Dirac Delta Function Integral results in Heaviside?

Question

I read somewhere that:

$$\int_{0}^{t} \delta(\tau-a) \ d\tau = \begin{equation} u(t-a)=% \begin{cases} 0 &\text{if $t < a$} \\ 1 &\text{if $t \geq a$}. \end{cases} \end{equation}$$

How is that so?

Answer 1

Raw explanation.

In a distributional sense, the Dirac Delta is the derivative of the Heaviside theta:

$$\frac{d}{dx} \theta(x) = \delta(x)$$

But as I said, it's a distributional derivative, so take that writing with gloves.

Hence, the distributional integral of the Dirac Delta is the Theta.
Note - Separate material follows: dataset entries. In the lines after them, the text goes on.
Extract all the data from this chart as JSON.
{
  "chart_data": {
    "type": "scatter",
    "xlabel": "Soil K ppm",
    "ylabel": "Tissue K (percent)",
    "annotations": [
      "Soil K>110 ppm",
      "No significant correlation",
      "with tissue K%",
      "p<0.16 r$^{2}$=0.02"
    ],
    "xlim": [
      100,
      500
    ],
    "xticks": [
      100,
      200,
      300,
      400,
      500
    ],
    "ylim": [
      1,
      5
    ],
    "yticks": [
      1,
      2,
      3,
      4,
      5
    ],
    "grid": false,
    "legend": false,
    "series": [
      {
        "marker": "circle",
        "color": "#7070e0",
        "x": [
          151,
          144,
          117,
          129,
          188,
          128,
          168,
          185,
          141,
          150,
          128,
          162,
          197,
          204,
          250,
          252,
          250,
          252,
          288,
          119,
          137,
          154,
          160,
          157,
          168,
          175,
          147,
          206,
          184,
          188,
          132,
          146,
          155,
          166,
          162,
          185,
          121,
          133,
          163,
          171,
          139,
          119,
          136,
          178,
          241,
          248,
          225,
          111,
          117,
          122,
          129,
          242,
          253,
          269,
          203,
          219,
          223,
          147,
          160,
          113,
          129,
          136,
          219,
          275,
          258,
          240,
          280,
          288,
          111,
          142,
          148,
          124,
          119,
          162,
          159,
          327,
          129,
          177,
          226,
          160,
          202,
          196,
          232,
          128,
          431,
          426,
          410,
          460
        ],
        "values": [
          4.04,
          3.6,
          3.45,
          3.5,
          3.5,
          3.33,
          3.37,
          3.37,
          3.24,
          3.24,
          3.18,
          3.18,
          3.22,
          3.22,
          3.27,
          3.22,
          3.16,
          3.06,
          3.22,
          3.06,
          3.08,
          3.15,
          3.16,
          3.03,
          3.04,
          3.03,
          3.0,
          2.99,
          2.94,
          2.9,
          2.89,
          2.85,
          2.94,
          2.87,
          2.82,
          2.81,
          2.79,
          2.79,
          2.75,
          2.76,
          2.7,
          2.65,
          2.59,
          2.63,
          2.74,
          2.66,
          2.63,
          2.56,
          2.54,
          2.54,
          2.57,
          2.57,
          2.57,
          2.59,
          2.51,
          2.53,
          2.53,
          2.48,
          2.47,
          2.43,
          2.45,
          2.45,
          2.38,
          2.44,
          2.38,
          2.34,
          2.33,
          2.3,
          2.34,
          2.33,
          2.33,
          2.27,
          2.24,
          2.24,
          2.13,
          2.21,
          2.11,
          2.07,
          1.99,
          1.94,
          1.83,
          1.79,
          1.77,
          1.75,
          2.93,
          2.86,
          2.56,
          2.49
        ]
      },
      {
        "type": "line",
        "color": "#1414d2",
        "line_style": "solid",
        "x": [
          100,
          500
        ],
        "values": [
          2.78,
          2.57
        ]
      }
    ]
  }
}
Distributional explanation

Take a test function $\phi(x)$. Let's act on it with the theta derivative:

$$\langle \frac{d}{dx}\theta(x), \phi(x)\rangle = -\langle \theta(x), \frac{d}{dx}\phi(x)\rangle$$

$$ = -\int_{-\infty}^{+\infty}\theta(x)\phi'(x)\ \text{d}x = -\int_0^{+\infty}\phi'(x)$$

Due to the choice of the test function we get that at the infinity it does vanish, hence:

$$ = - \phi(\infty) + \phi(0) = \phi(0)$$

So we can finally deduce that

$$\langle \frac{d}{dx}\theta(x), \phi(x)\rangle = \langle\delta(x), \phi(x)\rangle = \phi(0)$$

Which is the meaning of

$$\int\delta(x)\phi(x)\ \text{d}x = \phi(0)$$

Now you just have to adapt it on your case.

Answer 2

In a, somewhat, more visual sense: You know, that heavyside defined his fuction to be 1 after a certrain point and zero before. Similiarly, the Dirac-Distribution ist very, very small (infinitly small) in width, but so incredibly high, that the area under the function is $1$. If you now using the "Integration in Area under a graph"-method to get to the result, you come from $-\infty$ and see nothing but zero. But at the point, where the dirac-impulse is located, you get an area. But this area is so small, that you don't really have some kind of slope. You just instantly hop to $1$ with your area. And since it's all zero afterwards, you will stay at that result. Hency you got the Heavyside-function.

Additionally: You can approximate a dirac by various functions. A Guassian distribution, I waas told about some $\tan$ function. They all have a parameter, that you can tune, to get a sharper impulse. (Using Gaussian Distribution: The variance) You can (often) get an integral of that function (or an approximation) that also depends on that parameter. As you tune that parameter to make the distribution sharper, you will also see, that the integral will go towards the heavyside function.

These methods are not rigorous but help to grasp the concept.

Answer 3

The Dirac delta has the property $\delta(\phi)=\phi(0)$ for test functions $\phi\in\mathscr{D}$. It is very common to write $\delta(\phi)$ as $\int_{-\infty}^\infty \delta(x)\phi(x)\,dx$. This doesn't really make sense in terms of Lebesgue integration, since there is no measurable function $\delta(x)\phi(x)$ to integrate, but people do it a lot.

Once you do that, you note that $\delta(x)$ is nonzero only at $x=0$ or, in more orthodox lingo, that the support of $\delta$ is $\{0\}$; as a result, you can write the integral in many, many other ways, basically as any $\int_u^v \delta(x)\phi(x)\,dx$ for any $u<0$, $v>0$. You can also note that $\int_u^v \delta(x)\phi(x)\,dx = 0$ if $uu>0$, for the same support reason and independent of $\phi$.

You can also note that $\int_u^v f(x-a)\,dx=\int_{u-a}^{v-a} f(x)\,dx$ for any $f$, a general property of integrals on the real line. Finally, although the function identically equal to $1$ is not a test function in $\mathscr{D}$ because its support isn't compact, when you use a finite integration interval you can take $\phi=1$.

Put it all together and I think you get what you want.